Peta Jalan GNRM ini diharapkan menjadi acuan bagi penyelenggara negara dan masyarakat baik di pusat maupun di daerah dalam pelaksanaan GNRM pada lingkup kerja, tugas, dan kegiatan masing-masing untuk menjalankan 3 (tiga) misi GNRM yaitu:
1. Mempraktikkan dan membudayakan nilai-nilai integritas, etos kerja, dan gotong royong penyelenggara negara dan masyarakat.
2. Memperluas keterlibatan penyelenggara negara dan masyarakat dalam membangun integritas, etos kerja, dan gotong royong.

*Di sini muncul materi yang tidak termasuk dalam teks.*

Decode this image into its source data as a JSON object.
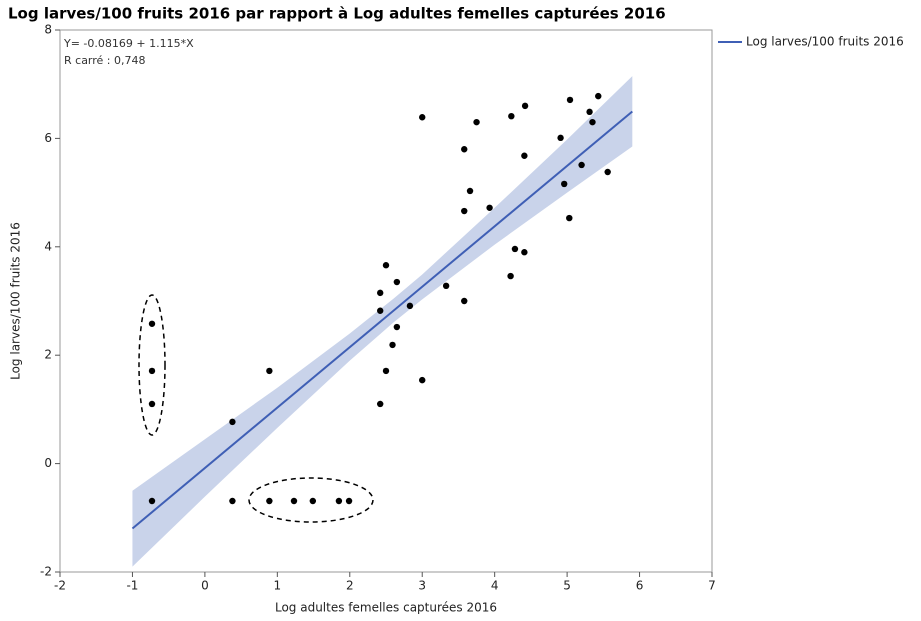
{
  "chart_data": {
    "type": "scatter",
    "title": "Log larves/100 fruits 2016 par rapport à Log adultes femelles capturées 2016",
    "x_label": "Log adultes femelles capturées 2016",
    "y_label": "Log larves/100 fruits 2016",
    "annotations": [
      "Y= -0.08169 + 1.115*X",
      "R carré : 0,748"
    ],
    "color": "#000000",
    "x": [
      -0.73,
      -0.73,
      -0.73,
      -0.73,
      0.38,
      0.38,
      0.89,
      0.89,
      1.23,
      1.49,
      1.85,
      1.99,
      2.42,
      2.42,
      2.42,
      2.5,
      2.5,
      2.59,
      2.65,
      2.65,
      2.83,
      3.0,
      3.0,
      3.33,
      3.58,
      3.58,
      3.58,
      3.66,
      3.75,
      3.93,
      4.22,
      4.23,
      4.28,
      4.41,
      4.41,
      4.42,
      4.91,
      4.96,
      5.03,
      5.04,
      5.2,
      5.31,
      5.35,
      5.43,
      5.56
    ],
    "values": [
      -0.69,
      1.1,
      1.71,
      2.58,
      0.77,
      -0.69,
      1.71,
      -0.69,
      -0.69,
      -0.69,
      -0.69,
      -0.69,
      1.1,
      2.82,
      3.15,
      3.66,
      1.71,
      2.19,
      2.52,
      3.35,
      2.91,
      1.54,
      6.39,
      3.28,
      3.0,
      4.66,
      5.8,
      5.03,
      6.3,
      4.72,
      3.46,
      6.41,
      3.96,
      3.9,
      5.68,
      6.6,
      6.01,
      5.16,
      4.53,
      6.71,
      5.51,
      6.49,
      6.3,
      6.78,
      5.38
    ],
    "fit": {
      "name": "Log larves/100 fruits 2016",
      "color": "#3f5fb5",
      "x": [
        -1,
        5.9
      ],
      "values": [
        -1.197,
        6.497
      ]
    },
    "band": {
      "color": "#c9d3ea",
      "x": [
        -1,
        0,
        1,
        2,
        2.6,
        3,
        4,
        5,
        5.9
      ],
      "upper": [
        -0.5,
        0.45,
        1.4,
        2.4,
        3.04,
        3.49,
        4.72,
        5.98,
        7.15
      ],
      "lower": [
        -1.9,
        -0.61,
        0.66,
        1.9,
        2.6,
        3.03,
        4.04,
        5.0,
        5.85
      ]
    },
    "xlim": [
      -2,
      7
    ],
    "xticks": [
      -2,
      -1,
      0,
      1,
      2,
      3,
      4,
      5,
      6,
      7
    ],
    "ylim": [
      -2,
      8
    ],
    "yticks": [
      -2,
      0,
      2,
      4,
      6,
      8
    ],
    "legend": "outside-right"
  }
}
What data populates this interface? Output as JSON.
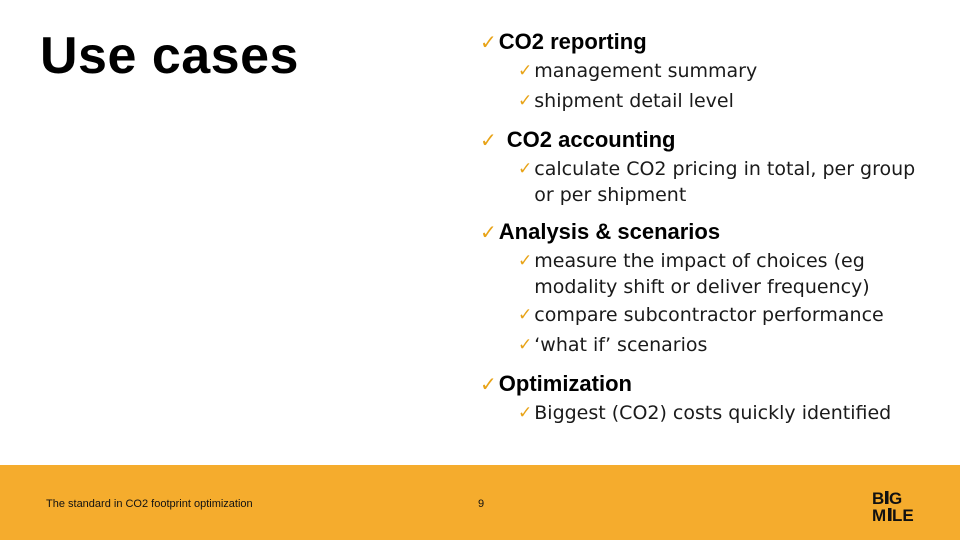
{
  "slide": {
    "title": "Use cases",
    "items": [
      {
        "heading": "CO2 reporting",
        "subs": [
          "management summary",
          "shipment detail level"
        ]
      },
      {
        "heading": "CO2 accounting",
        "subs": [
          "calculate CO2 pricing in total, per group or per shipment"
        ]
      },
      {
        "heading": "Analysis & scenarios",
        "subs": [
          "measure the impact of choices (eg modality shift or deliver frequency)",
          "compare subcontractor performance",
          "‘what if’ scenarios"
        ]
      },
      {
        "heading": "Optimization",
        "subs": [
          "Biggest (CO2) costs quickly identified"
        ]
      }
    ]
  },
  "footer": {
    "tagline": "The standard in CO2 footprint optimization",
    "page_number": "9",
    "logo_text": "BIG MILE"
  },
  "colors": {
    "accent": "#f5ac2d",
    "check": "#e8a317"
  },
  "icons": {
    "bullet": "checkmark-icon",
    "logo": "bigmile-logo"
  }
}
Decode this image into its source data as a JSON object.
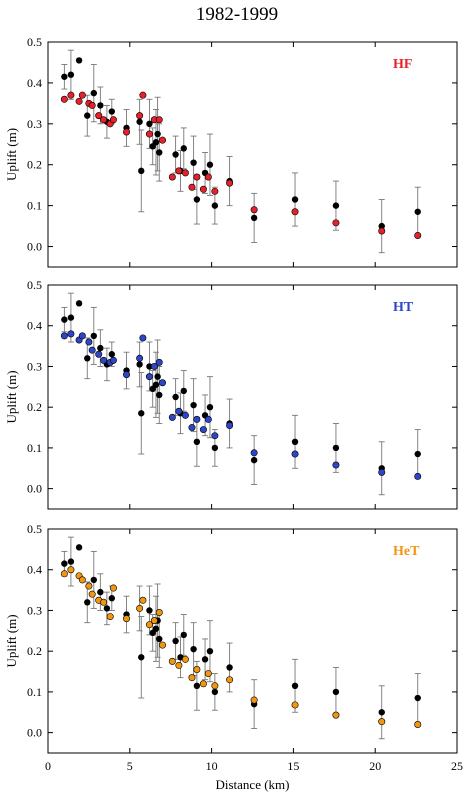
{
  "title": "1982-1999",
  "chart_data": [
    {
      "type": "scatter",
      "label": "HF",
      "label_color": "#e8202a",
      "ylabel": "Uplift (m)",
      "xlabel": "",
      "xlim": [
        0,
        25
      ],
      "ylim": [
        -0.05,
        0.5
      ],
      "xticks": [
        0,
        5,
        10,
        15,
        20,
        25
      ],
      "yticks": [
        0.0,
        0.1,
        0.2,
        0.3,
        0.4,
        0.5
      ],
      "ytick_labels": [
        "0.0",
        "0.1",
        "0.2",
        "0.3",
        "0.4",
        "0.5"
      ],
      "observed": {
        "color": "#000000",
        "x": [
          1.0,
          1.4,
          1.9,
          2.4,
          2.8,
          3.2,
          3.6,
          3.9,
          4.8,
          5.6,
          5.7,
          6.2,
          6.4,
          6.6,
          6.7,
          6.8,
          7.8,
          8.1,
          8.3,
          8.9,
          9.1,
          9.6,
          9.9,
          10.2,
          11.1,
          12.6,
          15.1,
          17.6,
          20.4,
          22.6
        ],
        "y": [
          0.415,
          0.42,
          0.455,
          0.32,
          0.375,
          0.345,
          0.305,
          0.33,
          0.29,
          0.305,
          0.185,
          0.3,
          0.245,
          0.255,
          0.275,
          0.23,
          0.225,
          0.185,
          0.24,
          0.205,
          0.115,
          0.18,
          0.2,
          0.1,
          0.16,
          0.07,
          0.115,
          0.1,
          0.05,
          0.085
        ],
        "err": [
          0.03,
          0.06,
          0.0,
          0.05,
          0.07,
          0.045,
          0.04,
          0.03,
          0.045,
          0.055,
          0.1,
          0.06,
          0.045,
          0.08,
          0.09,
          0.07,
          0.045,
          0.05,
          0.05,
          0.065,
          0.06,
          0.05,
          0.075,
          0.045,
          0.06,
          0.06,
          0.065,
          0.06,
          0.065,
          0.06
        ]
      },
      "model": {
        "name": "HF",
        "color": "#e8202a",
        "x": [
          1.0,
          1.4,
          1.9,
          2.1,
          2.5,
          2.7,
          3.1,
          3.4,
          3.8,
          4.0,
          4.8,
          5.6,
          5.8,
          6.2,
          6.5,
          6.8,
          7.0,
          7.6,
          8.0,
          8.4,
          8.8,
          9.1,
          9.5,
          9.8,
          10.2,
          11.1,
          12.6,
          15.1,
          17.6,
          20.4,
          22.6
        ],
        "y": [
          0.36,
          0.37,
          0.355,
          0.37,
          0.35,
          0.345,
          0.32,
          0.31,
          0.3,
          0.31,
          0.28,
          0.32,
          0.37,
          0.275,
          0.31,
          0.31,
          0.26,
          0.17,
          0.185,
          0.18,
          0.145,
          0.17,
          0.14,
          0.17,
          0.135,
          0.155,
          0.09,
          0.085,
          0.058,
          0.038,
          0.027
        ]
      }
    },
    {
      "type": "scatter",
      "label": "HT",
      "label_color": "#2d46c8",
      "ylabel": "Uplift (m)",
      "xlabel": "",
      "xlim": [
        0,
        25
      ],
      "ylim": [
        -0.05,
        0.5
      ],
      "xticks": [
        0,
        5,
        10,
        15,
        20,
        25
      ],
      "yticks": [
        0.0,
        0.1,
        0.2,
        0.3,
        0.4,
        0.5
      ],
      "ytick_labels": [
        "0.0",
        "0.1",
        "0.2",
        "0.3",
        "0.4",
        "0.5"
      ],
      "observed": {
        "color": "#000000",
        "x": [
          1.0,
          1.4,
          1.9,
          2.4,
          2.8,
          3.2,
          3.6,
          3.9,
          4.8,
          5.6,
          5.7,
          6.2,
          6.4,
          6.6,
          6.7,
          6.8,
          7.8,
          8.1,
          8.3,
          8.9,
          9.1,
          9.6,
          9.9,
          10.2,
          11.1,
          12.6,
          15.1,
          17.6,
          20.4,
          22.6
        ],
        "y": [
          0.415,
          0.42,
          0.455,
          0.32,
          0.375,
          0.345,
          0.305,
          0.33,
          0.29,
          0.305,
          0.185,
          0.3,
          0.245,
          0.255,
          0.275,
          0.23,
          0.225,
          0.185,
          0.24,
          0.205,
          0.115,
          0.18,
          0.2,
          0.1,
          0.16,
          0.07,
          0.115,
          0.1,
          0.05,
          0.085
        ],
        "err": [
          0.03,
          0.06,
          0.0,
          0.05,
          0.07,
          0.045,
          0.04,
          0.03,
          0.045,
          0.055,
          0.1,
          0.06,
          0.045,
          0.08,
          0.09,
          0.07,
          0.045,
          0.05,
          0.05,
          0.065,
          0.06,
          0.05,
          0.075,
          0.045,
          0.06,
          0.06,
          0.065,
          0.06,
          0.065,
          0.06
        ]
      },
      "model": {
        "name": "HT",
        "color": "#2d46c8",
        "x": [
          1.0,
          1.4,
          1.9,
          2.1,
          2.5,
          2.7,
          3.1,
          3.4,
          3.8,
          4.0,
          4.8,
          5.6,
          5.8,
          6.2,
          6.5,
          6.8,
          7.0,
          7.6,
          8.0,
          8.4,
          8.8,
          9.1,
          9.5,
          9.8,
          10.2,
          11.1,
          12.6,
          15.1,
          17.6,
          20.4,
          22.6
        ],
        "y": [
          0.375,
          0.38,
          0.365,
          0.375,
          0.36,
          0.34,
          0.33,
          0.315,
          0.31,
          0.315,
          0.28,
          0.32,
          0.37,
          0.275,
          0.3,
          0.31,
          0.26,
          0.175,
          0.19,
          0.18,
          0.15,
          0.17,
          0.145,
          0.17,
          0.13,
          0.155,
          0.088,
          0.085,
          0.058,
          0.04,
          0.03
        ]
      }
    },
    {
      "type": "scatter",
      "label": "HeT",
      "label_color": "#f0960f",
      "ylabel": "Uplift (m)",
      "xlabel": "Distance (km)",
      "xlim": [
        0,
        25
      ],
      "ylim": [
        -0.05,
        0.5
      ],
      "xticks": [
        0,
        5,
        10,
        15,
        20,
        25
      ],
      "yticks": [
        0.0,
        0.1,
        0.2,
        0.3,
        0.4,
        0.5
      ],
      "ytick_labels": [
        "0.0",
        "0.1",
        "0.2",
        "0.3",
        "0.4",
        "0.5"
      ],
      "observed": {
        "color": "#000000",
        "x": [
          1.0,
          1.4,
          1.9,
          2.4,
          2.8,
          3.2,
          3.6,
          3.9,
          4.8,
          5.6,
          5.7,
          6.2,
          6.4,
          6.6,
          6.7,
          6.8,
          7.8,
          8.1,
          8.3,
          8.9,
          9.1,
          9.6,
          9.9,
          10.2,
          11.1,
          12.6,
          15.1,
          17.6,
          20.4,
          22.6
        ],
        "y": [
          0.415,
          0.42,
          0.455,
          0.32,
          0.375,
          0.345,
          0.305,
          0.33,
          0.29,
          0.305,
          0.185,
          0.3,
          0.245,
          0.255,
          0.275,
          0.23,
          0.225,
          0.185,
          0.24,
          0.205,
          0.115,
          0.18,
          0.2,
          0.1,
          0.16,
          0.07,
          0.115,
          0.1,
          0.05,
          0.085
        ],
        "err": [
          0.03,
          0.06,
          0.0,
          0.05,
          0.07,
          0.045,
          0.04,
          0.03,
          0.045,
          0.055,
          0.1,
          0.06,
          0.045,
          0.08,
          0.09,
          0.07,
          0.045,
          0.05,
          0.05,
          0.065,
          0.06,
          0.05,
          0.075,
          0.045,
          0.06,
          0.06,
          0.065,
          0.06,
          0.065,
          0.06
        ]
      },
      "model": {
        "name": "HeT",
        "color": "#f0960f",
        "x": [
          1.0,
          1.4,
          1.9,
          2.1,
          2.5,
          2.7,
          3.1,
          3.4,
          3.8,
          4.0,
          4.8,
          5.6,
          5.8,
          6.2,
          6.5,
          6.8,
          7.0,
          7.6,
          8.0,
          8.4,
          8.8,
          9.1,
          9.5,
          9.8,
          10.2,
          11.1,
          12.6,
          15.1,
          17.6,
          20.4,
          22.6
        ],
        "y": [
          0.39,
          0.4,
          0.385,
          0.375,
          0.36,
          0.34,
          0.325,
          0.32,
          0.285,
          0.355,
          0.28,
          0.305,
          0.325,
          0.265,
          0.275,
          0.295,
          0.215,
          0.175,
          0.165,
          0.18,
          0.135,
          0.155,
          0.12,
          0.145,
          0.115,
          0.13,
          0.08,
          0.068,
          0.043,
          0.027,
          0.02
        ]
      }
    }
  ]
}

3. Meningkatkan penegakan aturan-aturan yang mengacu pada nilai integritas, etos kerja, dan gotong royong terhadap penyelenggara negara. Dalam merealisasikan misi tersebut, selain diperlukan sumberdaya material, keterampilan dan manajemen, juga diperlukan kesiapan mental agar bangsa Indonesia menjadi bangsa yang berdaulat di bidang politik, berdikari di bidang ekonomi, dan berkepribadian dalam kebudayaan.
Semoga dengan dilaksanakanya GNRM di daerah, kita semua ikut berperan dan membantu pemerintah untuk ikut mempelopori dan memperkuat praktik perubahan untuk kemajuan bangsa, sehingga dapat bersaing dengan negara-negara lain.